A partir du milieu des 90 et jusqu’à un passé récent, on tentera de formater la société, les idées encrées et endogènes devraient pousser et donner fruits.  Certains parents, les journaux, radio TV, tout le monde s’y mettra. Au cours d’une émission TV, Tonton Bouba demandant à un enfant la définition du mot assaillant a eu une réponse et une « vraie » : les assaillants se sont les Djoula. Des émissions matinales au cours desquelles les auditeurs appelaient et insultaient, les samedis à 11 h, s’était le plateau de la xénophobie « On est Ensemble », à la Sorbonne, dans les agoras, les parlements  pire, certains iront jusqu’à accuser Houphouët de s’être associé aux envahisseurs. Voilà comment les conditions ont été crées de toutes pièces pour que les autres groupes ethniques se forgent une autre idée du nordiste, du métis, et des étrangers. Les relations furent tendues, des couples mixtes ont vu leur amour tanguer, en amphi, les « parkings étaient partagés ».  Les nordistes a travers une certaines presse donneront la réplique «  TASSOUMAN » affichant toujours a sa une : injustice pourquoi toujours les gens du nord.
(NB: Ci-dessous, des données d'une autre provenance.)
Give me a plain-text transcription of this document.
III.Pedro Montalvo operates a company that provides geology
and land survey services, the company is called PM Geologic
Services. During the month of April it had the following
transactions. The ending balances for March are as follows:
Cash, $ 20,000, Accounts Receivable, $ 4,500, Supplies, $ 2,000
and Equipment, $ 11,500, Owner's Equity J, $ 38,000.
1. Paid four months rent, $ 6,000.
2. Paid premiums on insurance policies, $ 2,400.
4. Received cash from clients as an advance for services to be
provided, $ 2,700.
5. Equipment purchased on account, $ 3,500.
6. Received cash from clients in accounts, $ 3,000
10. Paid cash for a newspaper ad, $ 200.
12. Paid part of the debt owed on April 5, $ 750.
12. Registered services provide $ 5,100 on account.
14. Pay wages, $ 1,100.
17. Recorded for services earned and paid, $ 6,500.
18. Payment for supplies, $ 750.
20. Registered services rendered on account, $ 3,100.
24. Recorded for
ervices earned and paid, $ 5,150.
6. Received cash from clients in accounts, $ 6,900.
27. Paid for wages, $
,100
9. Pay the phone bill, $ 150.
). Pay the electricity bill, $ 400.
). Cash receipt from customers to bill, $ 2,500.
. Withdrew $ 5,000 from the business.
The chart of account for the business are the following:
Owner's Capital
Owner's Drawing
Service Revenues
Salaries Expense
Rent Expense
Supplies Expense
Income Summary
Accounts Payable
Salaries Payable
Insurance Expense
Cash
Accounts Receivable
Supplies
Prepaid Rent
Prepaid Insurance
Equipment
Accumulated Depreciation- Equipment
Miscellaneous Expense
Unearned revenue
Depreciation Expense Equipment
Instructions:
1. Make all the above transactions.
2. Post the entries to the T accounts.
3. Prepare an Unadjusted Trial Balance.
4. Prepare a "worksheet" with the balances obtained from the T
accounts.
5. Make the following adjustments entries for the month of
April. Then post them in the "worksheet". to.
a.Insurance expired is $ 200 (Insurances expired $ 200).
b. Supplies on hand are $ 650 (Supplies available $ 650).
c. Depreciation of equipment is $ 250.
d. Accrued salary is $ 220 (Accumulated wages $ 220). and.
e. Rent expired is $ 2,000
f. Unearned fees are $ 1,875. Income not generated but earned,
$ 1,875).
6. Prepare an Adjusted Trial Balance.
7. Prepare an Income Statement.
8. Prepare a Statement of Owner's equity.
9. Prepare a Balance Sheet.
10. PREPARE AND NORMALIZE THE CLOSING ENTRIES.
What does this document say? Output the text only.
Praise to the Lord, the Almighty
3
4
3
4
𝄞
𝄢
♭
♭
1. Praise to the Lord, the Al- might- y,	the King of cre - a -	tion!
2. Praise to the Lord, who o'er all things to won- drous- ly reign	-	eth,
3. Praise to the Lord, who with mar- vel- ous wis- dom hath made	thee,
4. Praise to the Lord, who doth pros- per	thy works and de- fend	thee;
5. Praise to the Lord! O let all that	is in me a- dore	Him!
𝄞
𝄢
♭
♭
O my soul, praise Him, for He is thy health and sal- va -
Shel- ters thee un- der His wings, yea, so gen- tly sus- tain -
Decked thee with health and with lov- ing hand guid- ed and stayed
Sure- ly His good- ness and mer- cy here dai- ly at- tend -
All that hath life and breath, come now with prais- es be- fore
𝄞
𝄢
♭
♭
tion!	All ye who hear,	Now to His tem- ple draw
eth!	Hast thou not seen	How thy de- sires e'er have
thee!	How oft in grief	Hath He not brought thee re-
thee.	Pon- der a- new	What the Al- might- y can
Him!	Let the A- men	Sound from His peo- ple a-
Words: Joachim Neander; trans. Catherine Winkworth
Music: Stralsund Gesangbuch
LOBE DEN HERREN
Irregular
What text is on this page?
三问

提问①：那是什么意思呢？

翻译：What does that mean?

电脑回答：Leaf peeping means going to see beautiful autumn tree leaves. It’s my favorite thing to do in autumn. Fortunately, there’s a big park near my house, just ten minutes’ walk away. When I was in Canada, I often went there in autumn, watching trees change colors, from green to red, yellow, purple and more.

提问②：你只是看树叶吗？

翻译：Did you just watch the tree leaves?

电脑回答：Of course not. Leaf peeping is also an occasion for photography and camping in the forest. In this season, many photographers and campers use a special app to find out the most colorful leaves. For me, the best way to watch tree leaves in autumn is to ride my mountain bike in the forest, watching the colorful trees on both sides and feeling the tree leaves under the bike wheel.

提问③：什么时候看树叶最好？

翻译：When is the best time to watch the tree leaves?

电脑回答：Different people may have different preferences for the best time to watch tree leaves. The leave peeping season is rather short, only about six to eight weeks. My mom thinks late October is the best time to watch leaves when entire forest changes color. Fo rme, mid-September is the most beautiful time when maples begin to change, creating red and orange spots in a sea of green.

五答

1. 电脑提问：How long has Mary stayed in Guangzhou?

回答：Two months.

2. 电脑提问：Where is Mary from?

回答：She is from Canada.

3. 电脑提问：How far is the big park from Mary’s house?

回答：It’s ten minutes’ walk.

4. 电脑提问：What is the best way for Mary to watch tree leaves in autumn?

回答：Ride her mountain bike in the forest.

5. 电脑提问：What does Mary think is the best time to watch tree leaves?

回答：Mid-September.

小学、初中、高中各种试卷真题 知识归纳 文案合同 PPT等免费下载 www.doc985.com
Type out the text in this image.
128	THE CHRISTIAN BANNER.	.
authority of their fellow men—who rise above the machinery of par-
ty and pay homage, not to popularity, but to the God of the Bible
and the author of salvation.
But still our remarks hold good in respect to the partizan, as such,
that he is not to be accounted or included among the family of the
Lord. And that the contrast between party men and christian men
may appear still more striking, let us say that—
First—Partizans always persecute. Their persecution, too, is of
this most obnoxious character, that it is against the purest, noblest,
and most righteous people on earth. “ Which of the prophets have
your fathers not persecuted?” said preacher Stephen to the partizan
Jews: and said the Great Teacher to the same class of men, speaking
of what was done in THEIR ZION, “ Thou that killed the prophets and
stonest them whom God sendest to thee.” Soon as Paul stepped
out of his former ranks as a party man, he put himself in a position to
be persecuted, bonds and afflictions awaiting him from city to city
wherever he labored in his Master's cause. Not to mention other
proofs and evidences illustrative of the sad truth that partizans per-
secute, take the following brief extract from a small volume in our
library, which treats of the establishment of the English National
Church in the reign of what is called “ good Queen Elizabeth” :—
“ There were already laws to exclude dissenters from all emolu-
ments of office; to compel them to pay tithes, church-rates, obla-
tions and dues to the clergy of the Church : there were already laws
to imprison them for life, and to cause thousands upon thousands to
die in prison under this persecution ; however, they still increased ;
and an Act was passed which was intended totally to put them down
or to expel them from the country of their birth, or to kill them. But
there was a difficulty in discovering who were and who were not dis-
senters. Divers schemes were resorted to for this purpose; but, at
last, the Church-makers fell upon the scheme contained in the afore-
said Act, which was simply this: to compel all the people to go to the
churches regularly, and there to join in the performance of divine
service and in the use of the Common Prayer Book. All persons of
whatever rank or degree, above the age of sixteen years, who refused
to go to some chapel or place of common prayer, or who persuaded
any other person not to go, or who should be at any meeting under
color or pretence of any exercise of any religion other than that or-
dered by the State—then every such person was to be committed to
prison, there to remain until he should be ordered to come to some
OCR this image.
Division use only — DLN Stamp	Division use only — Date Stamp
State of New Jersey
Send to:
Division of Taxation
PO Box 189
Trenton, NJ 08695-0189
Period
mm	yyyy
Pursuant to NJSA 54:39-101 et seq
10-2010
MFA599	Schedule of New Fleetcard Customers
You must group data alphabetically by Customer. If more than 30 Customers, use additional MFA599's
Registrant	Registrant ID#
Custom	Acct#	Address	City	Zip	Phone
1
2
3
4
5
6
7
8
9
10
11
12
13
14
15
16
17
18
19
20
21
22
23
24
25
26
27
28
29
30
Inutile de s’attarder sur les chapitres qui fâchent. Mais une chose est certaine, nous avons tous été instrumentalisés, mentis, et victimes de la voracité de ceux qui dans un élan pseudo nationaliste, économique, ou ethnocratique nous ont mis dos à dos. L’incendie de la préfecture d’Odiénné, la bastonnade du préfet et sa tenue enfilée au fou « Hèrèbè » du rond point, le mat portant le drapeau burkinabé planté à l’époque dans la cours de la préfecture de Kong et enfin la rébellion de 2002,  furent les conséquences de cette mise à l’écart. Une petite histoire pour terminer : M. Boka P…. a perdu son fils lorsque les tueries ont atteint leur summum à Port-Bouet 2. Il était en compagnie de Kanté O. Diakité M. Ils ont été brulé avec un pneu au coup. Vue la consonance des noms, chacun a une idée des probables assassins. Mais pourquoi le fils de Boka faisait parti des victimes. Simplement parce qu’en mémoire de ancien tuteur de Koudougou dans la région de Bouaflé, il a baptisé son fils Ouédraogo Karamoko Boka. Ayant vu Ouédraogo plus besoins de s’attarder sur le Boka à la fin. Combien sont t-ils ceux qui ont été « choukouyatisé » par les deux camps de cette manière ? Utilisons nos différences comme une force, au lieu de nous accrocher à une quelconque supériorité basée sur l’ethnie, le patronyme, la région... Toutes les conséquences d’une hypothétique exclusion doivent nous servir de leçon.

S’était là notre part. D’autres écrits infirmeront éventuellement ces propos issus de cette trilogie. Bon début de semaine.